Probably the most startling provision of the Virginia Plan presented to the Constitutional Convention by Edmund Randolph (although most presume that it was largely James Madison's work) on May 29, 1787 is the Sixth Resolution, which, among other things, proposed to grant Congress the power to veto state legislation and to use force against a state that “fail[ed] to fulfill its duty.”
6. Resolved that each branch ought to possess the right of originating Acts; that the National Legislature ought to be impowered to enjoy the Legislative Rights vested in Congress by the Confederation & moreover to legislate in all cases to which the separate States are incompetent, or in which the harmony of the United States may be interrupted by the exercise of individual Legislation; to negative all laws passed by the several States, contravening in the opinion of the National Legislature the articles of Union; and to call forth the force of the Union agst. any member of the Union failing to fulfill its duty under the articles thereof.
In The Sacred Fire of Liberty: James Madison and the Founding of the Federal Republic, however, Lance Banning points out something I hadn't noticed: Madison expressed his doubts about the last provision – authorizing the “National Legislature” “to call forth . . . force” against a state – within forty-eight hours.
On May 31, 1787, the members of the convention, sitting as a committee of the whole, turned to “[t]he (last) clause (of Resolution 6. authorizing) an exertion of the force of the whole agst. a delinquent State.” Madison immediately moved to defer consideration because “he doubted” its “practicability,” “justice” and “efficacy”:
Mr. (Madison), observed that the more he reflected on the use of force, the more he doubted the practicability, the justice and the efficacy of it when applied to people collectively and not individually. -, A Union of the States (containing such an ingredient) seemed to provide for its own destruction. The use of force agst. a State, would look more like a declaration of war, than an infliction of punishment, and would probably be considered by the party attacked as a dissolution of all previous compacts by which it might be bound. He hoped that such a system would be framed as might render this recourse unnecessary, and moved that the clause be postponed. This motion was agreed to nem. con. [without dissent].
Seizing on the phrase in Madison's explanation doubting the provision's “justice . . . when applied to people collectively and not individually”, Prof. Banning suggests that Madison was beginning to rethink his “assumption that the Union would remain confederal in some of its essential principles” and was starting to think about “the concept that the central government should act exclusively on the people, not on the states.”
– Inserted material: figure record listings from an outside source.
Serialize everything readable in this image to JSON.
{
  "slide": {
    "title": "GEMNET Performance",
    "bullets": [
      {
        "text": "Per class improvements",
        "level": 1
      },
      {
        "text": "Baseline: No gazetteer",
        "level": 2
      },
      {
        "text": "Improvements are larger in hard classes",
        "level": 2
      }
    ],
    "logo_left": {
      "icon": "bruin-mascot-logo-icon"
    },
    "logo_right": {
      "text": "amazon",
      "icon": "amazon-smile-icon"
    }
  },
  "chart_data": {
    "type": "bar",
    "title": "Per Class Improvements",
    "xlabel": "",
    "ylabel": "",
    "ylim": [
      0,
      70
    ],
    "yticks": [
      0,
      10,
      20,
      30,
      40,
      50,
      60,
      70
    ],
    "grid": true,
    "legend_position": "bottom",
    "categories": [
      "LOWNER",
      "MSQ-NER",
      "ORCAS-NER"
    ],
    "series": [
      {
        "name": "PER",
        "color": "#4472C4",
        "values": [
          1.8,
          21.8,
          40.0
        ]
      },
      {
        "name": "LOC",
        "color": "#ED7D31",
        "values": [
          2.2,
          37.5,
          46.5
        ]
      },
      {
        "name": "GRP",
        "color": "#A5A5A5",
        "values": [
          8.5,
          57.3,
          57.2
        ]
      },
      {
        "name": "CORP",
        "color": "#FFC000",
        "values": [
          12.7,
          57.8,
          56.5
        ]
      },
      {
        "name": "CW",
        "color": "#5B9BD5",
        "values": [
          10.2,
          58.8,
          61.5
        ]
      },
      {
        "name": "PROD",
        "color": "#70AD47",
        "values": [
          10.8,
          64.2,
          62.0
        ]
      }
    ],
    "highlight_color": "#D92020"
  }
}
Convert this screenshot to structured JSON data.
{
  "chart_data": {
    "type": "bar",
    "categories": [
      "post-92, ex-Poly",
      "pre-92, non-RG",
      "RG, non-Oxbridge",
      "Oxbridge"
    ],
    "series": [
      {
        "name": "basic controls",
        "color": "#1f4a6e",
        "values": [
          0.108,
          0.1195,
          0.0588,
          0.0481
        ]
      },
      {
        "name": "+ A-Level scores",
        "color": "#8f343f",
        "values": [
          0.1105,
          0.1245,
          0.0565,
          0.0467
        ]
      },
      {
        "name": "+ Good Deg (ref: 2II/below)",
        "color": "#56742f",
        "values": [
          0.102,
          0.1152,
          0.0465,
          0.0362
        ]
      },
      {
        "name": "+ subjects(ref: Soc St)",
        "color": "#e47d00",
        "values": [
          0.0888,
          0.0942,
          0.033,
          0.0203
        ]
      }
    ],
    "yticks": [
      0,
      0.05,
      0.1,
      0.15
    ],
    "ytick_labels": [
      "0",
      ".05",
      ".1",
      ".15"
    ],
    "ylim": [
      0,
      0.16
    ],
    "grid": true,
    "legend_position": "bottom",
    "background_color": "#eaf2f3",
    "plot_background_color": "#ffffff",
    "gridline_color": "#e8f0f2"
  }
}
Maybe as I read on I'll become convinced, but it's hard to draw this principle out of Madison's vague explanation. After all, Madison spoke of “practicability” and “efficacy”, not just of “justice.” It's not at all clear to me why the distinction between “a declaration of war” and “an infliction of punishment” is consistent with this thesis. And Madison's last point certainly suggests that that he still conceived the union as a “compact” that might be dissolved by breach.